Dans son essai un peu iconoclaste, parfois excessif mais décapant La Libération inconnue – A chacun sa résistance (Cherche Midi, 2004), Maurice Rajfus, éternel empêcheur de célébrer et d’honorer en rond, consacre des pages à l’école des cadres d’Uriage, ce lieu mythique de la mémoire vichysto-résistante qui fut – et reste encore – une machine méconnue à blanchir des pétainistes : vous glissez dans la machine à récurer idéologique un cadre vichyste et Hop ! Après une série de prélavages-lavages-essorages-rinçages qui sont autant de glissements sémantiques plus ou moins discrets, vous obtenez un chef résistant patriote tout neuf, en général "apolitique". C’est épatant ! Mais ceux qui tentent d’analyser les étapes du blanchiment s’attirent très vite la colère des défenseurs outrés des cadres vichystes.
Maurice Rajfus écrit :
L’Ecole nationale d’Uriage, souvent montrée en exemple comme foyer de résistance en devenir, sous la direction du "Chef", Pierre Dunoyer de Segonzac, n’est semble-t-il qu’un pétainisme feutré, inculqué à ceux qui se sont réunis dans la montagne pour s’imprégner des valeurs nationales. Certes Uriage sera dissous, en décembre 1942 par décision du pouvoir de Vichy, mais il ne faut pas oublier qu'après le débarquement américain en Afrique du Nord, le 8 novembre 1942, de nombreuses institutions avaient dû mettre la clé sous la porte, car la chasse était ouverte aux foyers de dissidence. Il n'en reste pas moins que cette "école", tout en recyclant des monarchistes avérés, servait également de passerelle à l'idéologie vichyste, filtrée plus tard par certains secteurs de la Résistance. L'école d'Uriage, dans le cadre des chantiers de jeunesse, a été fondée en 1941 par des officiers de cavalerie catholique proclamés, "inspirés par le christianisme social d'Albert de Mun, et par les idées autoritaires de Maurras, pour entraîner les futurs éléments d'une nouvelle chevalerie chrétienne". Note perso : dès qu'on aborde les créations vichystes ou néo-vichystes, on revient toujours à l'idéologue de l'AF.

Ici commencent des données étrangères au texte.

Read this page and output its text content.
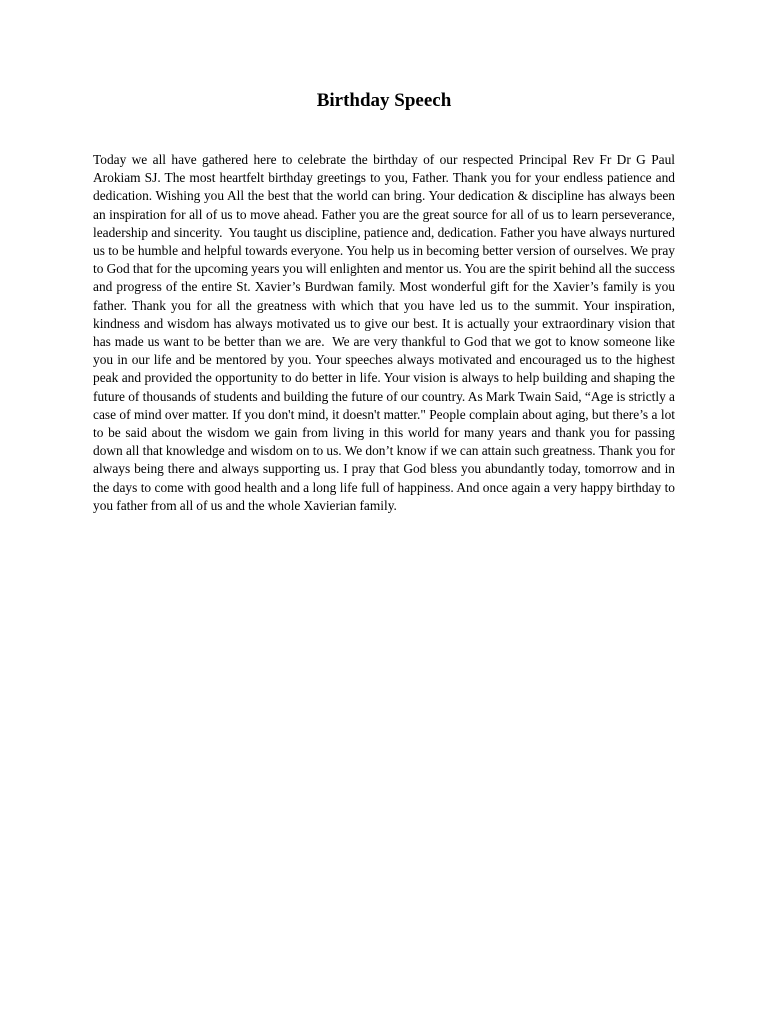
Birthday Speech

Today we all have gathered here to celebrate the birthday of our respected Principal Rev Fr Dr G Paul Arokiam SJ. The most heartfelt birthday greetings to you, Father. Thank you for your endless patience and dedication. Wishing you All the best that the world can bring. Your dedication & discipline has always been an inspiration for all of us to move ahead. Father you are the great source for all of us to learn perseverance, leadership and sincerity.  You taught us discipline, patience and, dedication. Father you have always nurtured us to be humble and helpful towards everyone. You help us in becoming better version of ourselves. We pray to God that for the upcoming years you will enlighten and mentor us. You are the spirit behind all the success and progress of the entire St. Xavier’s Burdwan family. Most wonderful gift for the Xavier’s family is you father. Thank you for all the greatness with which that you have led us to the summit. Your inspiration, kindness and wisdom has always motivated us to give our best. It is actually your extraordinary vision that has made us want to be better than we are.  We are very thankful to God that we got to know someone like you in our life and be mentored by you. Your speeches always motivated and encouraged us to the highest peak and provided the opportunity to do better in life. Your vision is always to help building and shaping the future of thousands of students and building the future of our country. As Mark Twain Said, “Age is strictly a case of mind over matter. If you don't mind, it doesn't matter." People complain about aging, but there’s a lot to be said about the wisdom we gain from living in this world for many years and thank you for passing down all that knowledge and wisdom on to us. We don’t know if we can attain such greatness. Thank you for always being there and always supporting us. I pray that God bless you abundantly today, tomorrow and in the days to come with good health and a long life full of happiness. And once again a very happy birthday to you father from all of us and the whole Xavierian family.
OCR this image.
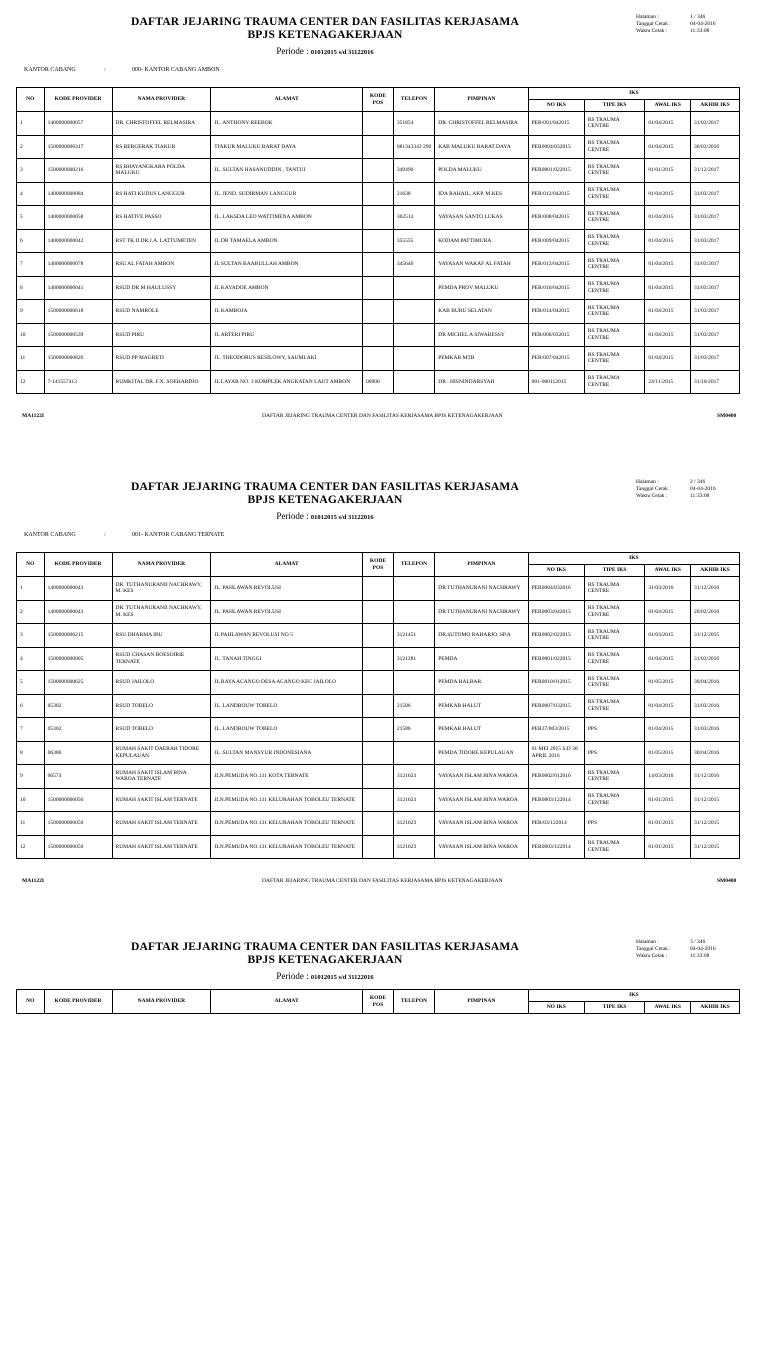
DAFTAR JEJARING TRAUMA CENTER DAN FASILITAS KERJASAMA
BPJS KETENAGAKERJAAN
Periode : 01012015 s/d 31122016
Halaman :	1 / 346
Tanggal Cetak :	04-04-2016
Waktu Cetak :	11:33:08
KANTOR CABANG	:	000- KANTOR CABANG AMBON
NO	KODE PROVIDER	NAMA PROVIDER	ALAMAT	KODE POS	TELEPON	PIMPINAN	IKS			
							NO IKS	TIPE IKS	AWAL IKS	AKHIR IKS
1	1400000000057	DR. CHRISTOFFEL RELMASIRA	JL. ANTHONY REEBOK		351854	DR. CHRISTOFFEL RELMASIRA	PER/001/042015	RS TRAUMA CENTRE	01/04/2015	31/03/2017
2	1500000000317	RS BERGERAK TIAKUR	TIAKUR MALUKU BARAT DAYA		081343343 290	KAB MALUKU BARAT DAYA	PER0004/032015	RS TRAUMA CENTRE	01/04/2015	30/03/2016
3	1500000000216	RS BHAYANGKARA POLDA MALUKU	JL. SULTAN HASANUDDIN , TANTUI		349490	POLDA MALUKU	PER0001/022015	RS TRAUMA CENTRE	01/01/2015	31/12/2017
4	1400000000084	RS HATI KUDUS LANGGUR	JL. JEND. SUDIRMAN LANGGUR		21638	IDA RAHAIL, AKP. M.KES	PER/012/042015	RS TRAUMA CENTRE	01/04/2015	31/03/2017
5	1400000000058	RS HATIVE PASSO	JL. LAKSDA LEO WATTIMENA AMBON		362512	YAYASAN SANTO LUKAS	PER/008/042015	RS TRAUMA CENTRE	01/04/2015	31/03/2017
6	1400000000042	RST TK.II DR.J.A. LATTUMETEN	JL DR TAMAELA AMBON		355555	KODAM PATTIMURA	PER/009/042015	RS TRAUMA CENTRE	01/04/2015	31/03/2017
7	1400000000078	RSU AL FATAH AMBON	JL SULTAN BAABULLAH AMBON		345646	YAYASAN WAKAF AL FATAH	PER/013/042015	RS TRAUMA CENTRE	01/04/2015	31/03/2017
8	1400000000041	RSUD DR M HAULUSSY	JL KAYADOE AMBON			PEMDA PROV MALUKU	PER/010/042015	RS TRAUMA CENTRE	01/04/2015	31/03/2017
9	1500000000618	RSUD NAMROLE	JL KAMBOJA			KAB BURU SELATAN	PER/014/042015	RS TRAUMA CENTRE	01/04/2015	31/03/2017
10	1500000000539	RSUD PIRU	JL ARTERI PIRU			DR MICHEL A SIWABESSY	PER/006/032015	RS TRAUMA CENTRE	01/04/2015	31/03/2017
11	1500000000820	RSUD PP MAGRETI	JL. THEODORUS RESILOWY, SAUMLAKI			PEMKAB MTB	PER/007/042015	RS TRAUMA CENTRE	01/04/2015	31/03/2017
12	7-141557413	RUMKITAL DR. F.X. SOEHARDJO	JL LAYAR NO. 3 KOMPLEK ANGKATAN LAUT AMBON	00000		DR . HISNINDARSYAH	001-000112015	RS TRAUMA CENTRE	24/11/2015	31/10/2017
MA1122I	DAFTAR JEJARING TRAUMA CENTER DAN FASILITAS KERJASAMA BPJS KETENAGAKERJAAN	SM0400
DAFTAR JEJARING TRAUMA CENTER DAN FASILITAS KERJASAMA
BPJS KETENAGAKERJAAN
Periode : 01012015 s/d 31122016
Halaman :	2 / 346
Tanggal Cetak :	04-04-2016
Waktu Cetak :	11:33:08
KANTOR CABANG	:	001- KANTOR CABANG TERNATE
NO	KODE PROVIDER	NAMA PROVIDER	ALAMAT	KODE POS	TELEPON	PIMPINAN	IKS			
							NO IKS	TIPE IKS	AWAL IKS	AKHIR IKS
1	1400000000043	DR. TUTHANURANII NACHRAWY, M. KES	JL. PAHLAWAN REVOLUSI			DR TUTHANURANI NACHRAWY	PER0004/032016	RS TRAUMA CENTRE	31/03/2016	31/12/2016
2	1400000000043	DR. TUTHANURANII NACHRAWY, M. KES	JL. PAHLAWAN REVOLUSI			DR TUTHANURANI NACHRAWY	PER0003/042015	RS TRAUMA CENTRE	01/04/2015	20/02/2016
3	1500000000215	RSU DHARMA IBU	JL PAHLAWAN REVOLUSI NO 5		3121451	DR.SUTOMO RAHARJO, SP.A	PER0002/022015	RS TRAUMA CENTRE	01/03/2015	31/12/2015
4	1500000000005	RSUD CHASAN BOESOIRIE TERNATE	JL. TANAH TINGGI		3121281	PEMDA	PER0001/022015	RS TRAUMA CENTRE	01/04/2015	31/03/2016
5	1500000000625	RSUD JAILOLO	JL RAYA ACANGO DESA ACANGO KEC JAILOLO			PEMDA HALBAR	PER0010/012015	RS TRAUMA CENTRE	01/05/2015	30/04/2016
6	05302	RSUD TOBELO	JL. LANDBOUW TOBELO		21586	PEMKAB HALUT	PER0007/032015	RS TRAUMA CENTRE	01/04/2015	31/03/2016
7	05302	RSUD TOBELO	JL. LANDBOUW TOBELO		21586	PEMKAB HALUT	PER37/003/2015	PPS	01/04/2015	31/03/2016
8	06386	RUMAH SAKIT DAERAH TIDORE KEPULAUAN	JL. SULTAN MANSYUR INDONESIANA			PEMDA TIDORE KEPULAUAN	01 MEI 2015 S.D 30 APRIL 2016	PPS	01/05/2015	30/04/2016
9	06574	RUMAH SAKIT ISLAM BINA WAROA TERNATE	JLN.PEMUDA NO.131 KOTA TERNATE		3121623	YAYASAN ISLAM BINA WAROA	PER0002/012016	RS TRAUMA CENTRE	14/03/2016	31/12/2016
10	1500000000050	RUMAH SAKIT ISLAM TERNATE	JLN.PEMUDA NO.131 KELURAHAN TOBOLEU TERNATE		3121623	YAYASAN ISLAM BINA WAROA	PER0003/122014	RS TRAUMA CENTRE	01/01/2015	31/12/2015
11	1500000000050	RUMAH SAKIT ISLAM TERNATE	JLN.PEMUDA NO.131 KELURAHAN TOBOLEU TERNATE		3121623	YAYASAN ISLAM BINA WAROA	PER/03/122014	PPS	01/01/2015	31/12/2015
12	1500000000050	RUMAH SAKIT ISLAM TERNATE	JLN.PEMUDA NO.131 KELURAHAN TOBOLEU TERNATE		3121623	YAYASAN ISLAM BINA WAROA	PER0003/122014	RS TRAUMA CENTRE	01/01/2015	31/12/2015
MA1122I	DAFTAR JEJARING TRAUMA CENTER DAN FASILITAS KERJASAMA BPJS KETENAGAKERJAAN	SM0400
DAFTAR JEJARING TRAUMA CENTER DAN FASILITAS KERJASAMA
BPJS KETENAGAKERJAAN
Periode : 01012015 s/d 31122016
Halaman :	3 / 346
Tanggal Cetak :	04-04-2016
Waktu Cetak :	11:33:08
NO	KODE PROVIDER	NAMA PROVIDER	ALAMAT	KODE POS	TELEPON	PIMPINAN	IKS			
							NO IKS	TIPE IKS	AWAL IKS	AKHIR IKS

(...)Pour beaucoup, il s’agit plutôt d’un vichyste rénové, et c’est sans doute l’approche initiale de Dunoyer de Segonzac et de ses compagnons :
"L’aventure de l’équipe d’Uriage est une bonne illustration de l’évolution d’hommes qui partagèrent, sinon la totalité, du moins une partie de ce système de valeurs. Autour du vieux chef, le capitaine Pierre Dunoyer de Segonzac, s’était constitué une Ecole nationale des cadres. Influencé par la philosophie personnaliste, animée par d’anciens disciples de Lyautey et du père Doncœur(*), empruntant beaucoup au scoutisme (…) Dunoyer de Segonzac manifestait maintes réticences à l’égard de Londres – il n’admettait pas que l’on mît en cause la personnalité du maréchal Pétain(**)..."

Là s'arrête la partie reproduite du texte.